Esse desafio só será possível se houver uma ampla parceria de toda a sociedade brasileira. Precisamos aumentar o consumo de produtos florestais madeireiros e não madeireiros da Amazônia, valorizando os que possuem Selo Verde ou orgânico. Isso pode ser feito individualmente por consumidores ou através da política de compra de empresas e governos. Precisamos desenvolver mecanismos para o pagamento pelos serviços ambientais das florestas ao produtor rural. Menores impostos, crédito mais barato, reconhecimento da propriedade intelectual dos povos indígenas e populações tradicionais. Isso deve ser feito com políticas internacionais, nacionais, estaduais e municipais coerentes com o desenvolvimento sustentável.

Necessitamos de um engajamento vibrante de nossas universidades e instituições de pesquisa: sobre isso devem se debruçar nossos melhores cérebros. Precisamos atrair os mais competentes empresários e investidores privados para os negócios sustentáveis. Necessitamos de novas e mais amplas alianças, inclusive com governos, consumidores e empresas de países seriamente comprometidos com a sustentabilidade. Necessitamos do apoio das ONGs para mobilizar comunidades e consumidores. Precisamos de uma ação coordenada e estratégica com nossos países vizinhos – afinal temos mais de 1/3 das florestas tropicais do Planeta.

Conservar a Amazônia é uma tarefa urgente. É melhor que façamos nós mesmos antes que nos julguem incapazes e questionem nossa soberania.

A Amazônia tem um significado especial para o mundo e, em especial, para nós brasileiros. A Amazônia representa nosso imaginário da natureza primitiva, com suas espécies singulares e seus povos indígenas e populações tradicionais com características únicas e pouco afetados pela sociedade de consumo. Representa, também, nossa esperança de sustentabilidade para um Planeta combalido pelo uso não sustentável dos recursos. Uso este que nos ameaça com mudanças climáticas de conseqüências imprevisíveis.

Como proteger a Amazônia de um futuro devastador? A história da Mata Atlântica nos produz calafrios: mais de 93% de desmatamento. O quadro atual do sul da Amazônia fortalece nossos temores: são cerca de 1.800 focos de calor registrados no mês de Dezembro de 2003, no Amazonas. Restam agora algumas áreas estratégicas, que podem servir como bastão da resistência contra tudo isso. O Estado do Amazonas, com seus 157 milhões de hectares, 1/3 da Amazônia brasileira, 66 etnias indígenas e 2% de desmatamento é um ícone dessa resistência. Qual deve ser a estratégia para um estado com tamanha importância?

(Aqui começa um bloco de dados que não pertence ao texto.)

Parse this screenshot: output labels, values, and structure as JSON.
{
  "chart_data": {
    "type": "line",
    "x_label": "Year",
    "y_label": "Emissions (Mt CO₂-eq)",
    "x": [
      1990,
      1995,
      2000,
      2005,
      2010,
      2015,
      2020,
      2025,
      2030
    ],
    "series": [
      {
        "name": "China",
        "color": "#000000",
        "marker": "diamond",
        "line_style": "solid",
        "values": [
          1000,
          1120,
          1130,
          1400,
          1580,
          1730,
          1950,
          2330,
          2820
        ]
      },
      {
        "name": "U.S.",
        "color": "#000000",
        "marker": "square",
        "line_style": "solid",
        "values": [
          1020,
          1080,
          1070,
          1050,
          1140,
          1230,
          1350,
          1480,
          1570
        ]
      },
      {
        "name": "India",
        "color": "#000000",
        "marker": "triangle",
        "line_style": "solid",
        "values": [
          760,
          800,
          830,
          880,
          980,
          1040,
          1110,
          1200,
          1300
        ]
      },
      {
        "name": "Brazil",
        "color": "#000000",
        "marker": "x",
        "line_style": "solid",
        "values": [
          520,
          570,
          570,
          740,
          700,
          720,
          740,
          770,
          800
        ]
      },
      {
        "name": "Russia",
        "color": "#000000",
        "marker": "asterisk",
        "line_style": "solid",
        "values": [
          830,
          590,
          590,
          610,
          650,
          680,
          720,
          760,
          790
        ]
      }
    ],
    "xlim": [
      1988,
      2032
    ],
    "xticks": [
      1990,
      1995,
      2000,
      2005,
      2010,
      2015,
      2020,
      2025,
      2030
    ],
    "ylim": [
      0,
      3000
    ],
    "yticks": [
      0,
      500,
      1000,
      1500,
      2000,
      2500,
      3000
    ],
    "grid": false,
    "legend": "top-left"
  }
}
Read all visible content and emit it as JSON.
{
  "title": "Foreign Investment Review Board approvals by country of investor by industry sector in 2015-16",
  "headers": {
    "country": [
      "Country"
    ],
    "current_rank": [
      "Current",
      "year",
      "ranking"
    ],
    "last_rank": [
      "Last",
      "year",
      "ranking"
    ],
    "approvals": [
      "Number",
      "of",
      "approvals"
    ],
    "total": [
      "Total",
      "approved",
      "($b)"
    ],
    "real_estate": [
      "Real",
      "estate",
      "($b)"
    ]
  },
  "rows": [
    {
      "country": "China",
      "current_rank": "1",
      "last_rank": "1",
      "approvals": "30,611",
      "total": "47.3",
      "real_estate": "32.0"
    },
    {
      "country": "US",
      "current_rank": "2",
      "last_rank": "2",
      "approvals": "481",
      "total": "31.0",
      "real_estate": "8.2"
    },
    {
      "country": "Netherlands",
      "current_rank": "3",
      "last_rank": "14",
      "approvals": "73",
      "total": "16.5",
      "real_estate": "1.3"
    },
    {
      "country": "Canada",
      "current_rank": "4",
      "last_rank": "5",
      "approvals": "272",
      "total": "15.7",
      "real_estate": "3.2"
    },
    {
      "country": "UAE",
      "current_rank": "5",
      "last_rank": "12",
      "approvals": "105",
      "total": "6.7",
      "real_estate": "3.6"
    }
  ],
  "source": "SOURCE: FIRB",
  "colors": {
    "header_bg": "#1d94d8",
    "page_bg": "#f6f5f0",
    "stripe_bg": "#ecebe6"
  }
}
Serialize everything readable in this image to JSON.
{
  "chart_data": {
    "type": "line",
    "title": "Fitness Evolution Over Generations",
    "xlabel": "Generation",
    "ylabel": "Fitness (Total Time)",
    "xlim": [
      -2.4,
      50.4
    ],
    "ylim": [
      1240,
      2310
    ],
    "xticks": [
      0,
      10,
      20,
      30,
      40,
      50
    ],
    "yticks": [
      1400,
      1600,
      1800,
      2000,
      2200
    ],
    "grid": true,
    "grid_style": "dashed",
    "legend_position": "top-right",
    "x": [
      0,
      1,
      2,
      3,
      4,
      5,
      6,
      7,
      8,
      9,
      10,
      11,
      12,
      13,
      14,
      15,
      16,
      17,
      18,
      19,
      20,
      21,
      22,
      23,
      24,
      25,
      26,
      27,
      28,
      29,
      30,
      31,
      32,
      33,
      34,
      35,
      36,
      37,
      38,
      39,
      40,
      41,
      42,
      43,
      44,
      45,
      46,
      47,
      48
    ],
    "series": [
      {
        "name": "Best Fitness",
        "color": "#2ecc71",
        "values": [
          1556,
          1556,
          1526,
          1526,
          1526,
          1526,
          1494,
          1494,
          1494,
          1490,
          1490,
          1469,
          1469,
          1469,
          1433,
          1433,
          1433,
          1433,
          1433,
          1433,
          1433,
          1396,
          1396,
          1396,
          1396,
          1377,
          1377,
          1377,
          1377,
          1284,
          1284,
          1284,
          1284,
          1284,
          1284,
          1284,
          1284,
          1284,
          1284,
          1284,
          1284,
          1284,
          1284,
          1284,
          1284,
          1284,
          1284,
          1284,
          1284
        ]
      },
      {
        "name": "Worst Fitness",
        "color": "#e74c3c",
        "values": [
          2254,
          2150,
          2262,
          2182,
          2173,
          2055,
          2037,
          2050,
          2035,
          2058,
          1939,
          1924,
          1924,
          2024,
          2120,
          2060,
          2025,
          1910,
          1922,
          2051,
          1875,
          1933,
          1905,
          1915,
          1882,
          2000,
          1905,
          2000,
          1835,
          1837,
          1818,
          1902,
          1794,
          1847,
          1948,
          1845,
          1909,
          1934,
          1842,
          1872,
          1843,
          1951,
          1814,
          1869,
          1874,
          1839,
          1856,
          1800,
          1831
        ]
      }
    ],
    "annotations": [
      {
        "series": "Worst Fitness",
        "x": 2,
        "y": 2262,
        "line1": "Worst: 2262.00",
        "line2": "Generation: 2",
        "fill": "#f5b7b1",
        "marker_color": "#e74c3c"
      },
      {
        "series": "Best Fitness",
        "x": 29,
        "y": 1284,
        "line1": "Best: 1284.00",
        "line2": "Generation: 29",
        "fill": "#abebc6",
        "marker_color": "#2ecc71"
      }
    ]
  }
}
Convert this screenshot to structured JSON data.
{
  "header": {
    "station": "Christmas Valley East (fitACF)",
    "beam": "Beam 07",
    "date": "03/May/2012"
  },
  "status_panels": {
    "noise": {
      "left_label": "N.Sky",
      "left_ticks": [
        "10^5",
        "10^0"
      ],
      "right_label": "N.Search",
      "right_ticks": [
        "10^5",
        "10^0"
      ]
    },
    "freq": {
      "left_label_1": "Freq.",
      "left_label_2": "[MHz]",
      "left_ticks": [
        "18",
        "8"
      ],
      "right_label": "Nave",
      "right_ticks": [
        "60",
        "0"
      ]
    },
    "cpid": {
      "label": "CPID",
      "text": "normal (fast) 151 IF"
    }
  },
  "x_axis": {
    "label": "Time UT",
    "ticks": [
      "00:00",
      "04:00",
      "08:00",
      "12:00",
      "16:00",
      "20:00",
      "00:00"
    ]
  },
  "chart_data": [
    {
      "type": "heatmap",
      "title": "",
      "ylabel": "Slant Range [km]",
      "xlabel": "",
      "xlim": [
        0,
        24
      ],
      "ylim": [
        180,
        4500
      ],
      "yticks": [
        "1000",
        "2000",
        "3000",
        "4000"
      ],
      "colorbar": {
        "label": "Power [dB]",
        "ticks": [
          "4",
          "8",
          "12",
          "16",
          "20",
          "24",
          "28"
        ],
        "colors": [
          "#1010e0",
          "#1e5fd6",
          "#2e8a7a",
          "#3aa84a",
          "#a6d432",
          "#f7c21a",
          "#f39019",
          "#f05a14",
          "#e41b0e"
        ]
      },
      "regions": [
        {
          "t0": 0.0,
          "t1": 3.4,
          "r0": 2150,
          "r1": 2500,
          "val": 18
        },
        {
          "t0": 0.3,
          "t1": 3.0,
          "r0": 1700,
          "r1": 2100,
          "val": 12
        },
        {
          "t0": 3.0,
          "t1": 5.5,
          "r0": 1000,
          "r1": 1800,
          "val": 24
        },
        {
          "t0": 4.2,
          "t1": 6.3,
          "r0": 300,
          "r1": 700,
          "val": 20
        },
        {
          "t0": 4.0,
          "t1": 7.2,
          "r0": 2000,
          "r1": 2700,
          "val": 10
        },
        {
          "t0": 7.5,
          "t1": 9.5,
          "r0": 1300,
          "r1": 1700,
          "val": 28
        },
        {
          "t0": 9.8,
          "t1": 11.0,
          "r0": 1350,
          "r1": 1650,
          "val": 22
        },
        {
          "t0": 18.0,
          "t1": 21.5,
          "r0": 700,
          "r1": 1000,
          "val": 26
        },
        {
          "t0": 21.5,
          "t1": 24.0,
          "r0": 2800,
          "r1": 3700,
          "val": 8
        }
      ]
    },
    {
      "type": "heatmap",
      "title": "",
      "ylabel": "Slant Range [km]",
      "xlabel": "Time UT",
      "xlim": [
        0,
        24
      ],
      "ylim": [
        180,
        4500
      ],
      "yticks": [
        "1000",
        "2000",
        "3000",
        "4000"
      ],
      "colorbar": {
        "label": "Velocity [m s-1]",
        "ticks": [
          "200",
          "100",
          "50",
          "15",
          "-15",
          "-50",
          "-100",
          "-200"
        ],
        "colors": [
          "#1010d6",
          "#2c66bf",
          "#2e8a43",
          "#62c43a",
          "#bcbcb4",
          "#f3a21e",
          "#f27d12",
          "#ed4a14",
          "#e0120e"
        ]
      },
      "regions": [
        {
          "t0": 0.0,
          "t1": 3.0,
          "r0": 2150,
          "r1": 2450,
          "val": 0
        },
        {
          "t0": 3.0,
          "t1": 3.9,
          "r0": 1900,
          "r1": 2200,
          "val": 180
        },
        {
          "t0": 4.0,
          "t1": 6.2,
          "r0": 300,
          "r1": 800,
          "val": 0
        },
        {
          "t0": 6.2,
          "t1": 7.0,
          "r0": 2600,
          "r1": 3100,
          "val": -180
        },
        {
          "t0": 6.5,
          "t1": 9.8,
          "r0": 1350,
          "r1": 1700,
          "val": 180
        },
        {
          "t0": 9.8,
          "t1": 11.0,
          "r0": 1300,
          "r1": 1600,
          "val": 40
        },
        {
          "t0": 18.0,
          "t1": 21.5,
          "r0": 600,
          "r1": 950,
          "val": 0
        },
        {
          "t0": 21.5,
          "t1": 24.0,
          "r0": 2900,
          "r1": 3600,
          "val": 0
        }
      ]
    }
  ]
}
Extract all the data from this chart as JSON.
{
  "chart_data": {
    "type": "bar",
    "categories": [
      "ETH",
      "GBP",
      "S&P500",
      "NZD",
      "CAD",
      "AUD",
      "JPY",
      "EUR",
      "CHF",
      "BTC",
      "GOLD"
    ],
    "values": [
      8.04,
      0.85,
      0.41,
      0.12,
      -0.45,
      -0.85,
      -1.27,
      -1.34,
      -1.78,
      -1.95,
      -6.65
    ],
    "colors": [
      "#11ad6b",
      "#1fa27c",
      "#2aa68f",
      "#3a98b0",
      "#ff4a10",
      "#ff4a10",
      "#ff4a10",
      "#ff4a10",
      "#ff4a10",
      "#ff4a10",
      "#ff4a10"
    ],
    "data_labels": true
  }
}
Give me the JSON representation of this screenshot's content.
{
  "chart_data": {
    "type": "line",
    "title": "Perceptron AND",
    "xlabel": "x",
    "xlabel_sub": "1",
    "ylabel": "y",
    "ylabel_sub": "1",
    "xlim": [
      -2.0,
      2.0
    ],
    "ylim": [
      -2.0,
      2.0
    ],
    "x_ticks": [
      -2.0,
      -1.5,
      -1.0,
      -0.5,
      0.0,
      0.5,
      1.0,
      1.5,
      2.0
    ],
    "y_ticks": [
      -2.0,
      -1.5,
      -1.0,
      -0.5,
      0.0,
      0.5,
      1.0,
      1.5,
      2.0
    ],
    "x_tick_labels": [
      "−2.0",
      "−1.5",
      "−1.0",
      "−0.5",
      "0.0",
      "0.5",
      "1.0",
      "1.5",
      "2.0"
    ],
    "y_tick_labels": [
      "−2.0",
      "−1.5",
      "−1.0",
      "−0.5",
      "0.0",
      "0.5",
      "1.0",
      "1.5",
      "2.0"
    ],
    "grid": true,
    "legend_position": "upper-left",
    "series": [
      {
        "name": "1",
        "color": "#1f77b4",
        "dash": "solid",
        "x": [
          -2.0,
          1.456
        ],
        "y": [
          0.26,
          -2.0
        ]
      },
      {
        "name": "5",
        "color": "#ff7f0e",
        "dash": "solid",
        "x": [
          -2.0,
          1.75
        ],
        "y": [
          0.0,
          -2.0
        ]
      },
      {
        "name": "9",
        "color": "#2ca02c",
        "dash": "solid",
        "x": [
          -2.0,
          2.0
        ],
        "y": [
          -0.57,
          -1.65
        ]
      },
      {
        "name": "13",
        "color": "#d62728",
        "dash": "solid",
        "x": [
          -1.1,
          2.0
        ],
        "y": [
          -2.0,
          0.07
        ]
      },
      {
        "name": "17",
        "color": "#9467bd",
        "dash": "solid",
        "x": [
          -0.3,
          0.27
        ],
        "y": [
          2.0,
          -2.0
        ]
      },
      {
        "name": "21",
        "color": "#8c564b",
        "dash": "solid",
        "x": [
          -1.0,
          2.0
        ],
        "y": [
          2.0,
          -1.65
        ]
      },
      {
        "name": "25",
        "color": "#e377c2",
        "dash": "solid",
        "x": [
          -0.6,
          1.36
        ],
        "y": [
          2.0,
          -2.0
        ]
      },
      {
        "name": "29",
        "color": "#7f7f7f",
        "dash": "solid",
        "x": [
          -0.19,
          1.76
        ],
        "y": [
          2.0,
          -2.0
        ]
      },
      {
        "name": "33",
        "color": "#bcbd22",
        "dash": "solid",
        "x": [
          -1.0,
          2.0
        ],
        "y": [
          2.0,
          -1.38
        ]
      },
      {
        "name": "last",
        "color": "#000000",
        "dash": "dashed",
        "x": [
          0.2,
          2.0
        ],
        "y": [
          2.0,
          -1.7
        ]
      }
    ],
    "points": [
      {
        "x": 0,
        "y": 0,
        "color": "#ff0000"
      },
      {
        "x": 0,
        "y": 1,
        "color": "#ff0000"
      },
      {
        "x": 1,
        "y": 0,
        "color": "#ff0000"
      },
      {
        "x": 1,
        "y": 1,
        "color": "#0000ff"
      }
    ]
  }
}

A estratégia para proteger o Amazonas da avassaladora e descontrolada expansão da fronteira agrícola tem diversos componentes, que fazem parte do Programa Zona Franca Verde do Governo Eduardo Braga, entre eles as áreas protegidas.

Áreas protegidas têm o seu uso determinado por uma legislação específica. Estão divididas em duas categorias: as de uso sustentável (reservas extrativistas, terras indígenas, reservas de desenvolvimento sustentável e outras do gênero) e as de proteção integral (parques nacionais e reservas biológicas). Esse é um novo conceito de áreas protegidas, que engloba Unidades de Conservação e Terras Indígenas, o que nos parece mais apropriado à realidade brasileira.

O Estado do Amazonas possui a maior rede de áreas protegidas de florestas tropicais do mundo, à frente do Congo e da Indonésia; que ocupam respectivamente o segundo e terceiro lugares. As áreas protegidas do Amazonas equivalem a 49% do território do Estado, englobando 76,7 milhões de hectares. Deste número em hectares das áreas protegidas, 45,9 milhões ha são terras indígenas, 30,7 milhões ha são áreas protegidas em unidades federais, estaduais e municipais com 8,2 milhões ha de áreas de sobreposição de áreas protegidas em terras indígenas e 1,7 milhões de há de sobreposição entre as diversas áreas de conservação.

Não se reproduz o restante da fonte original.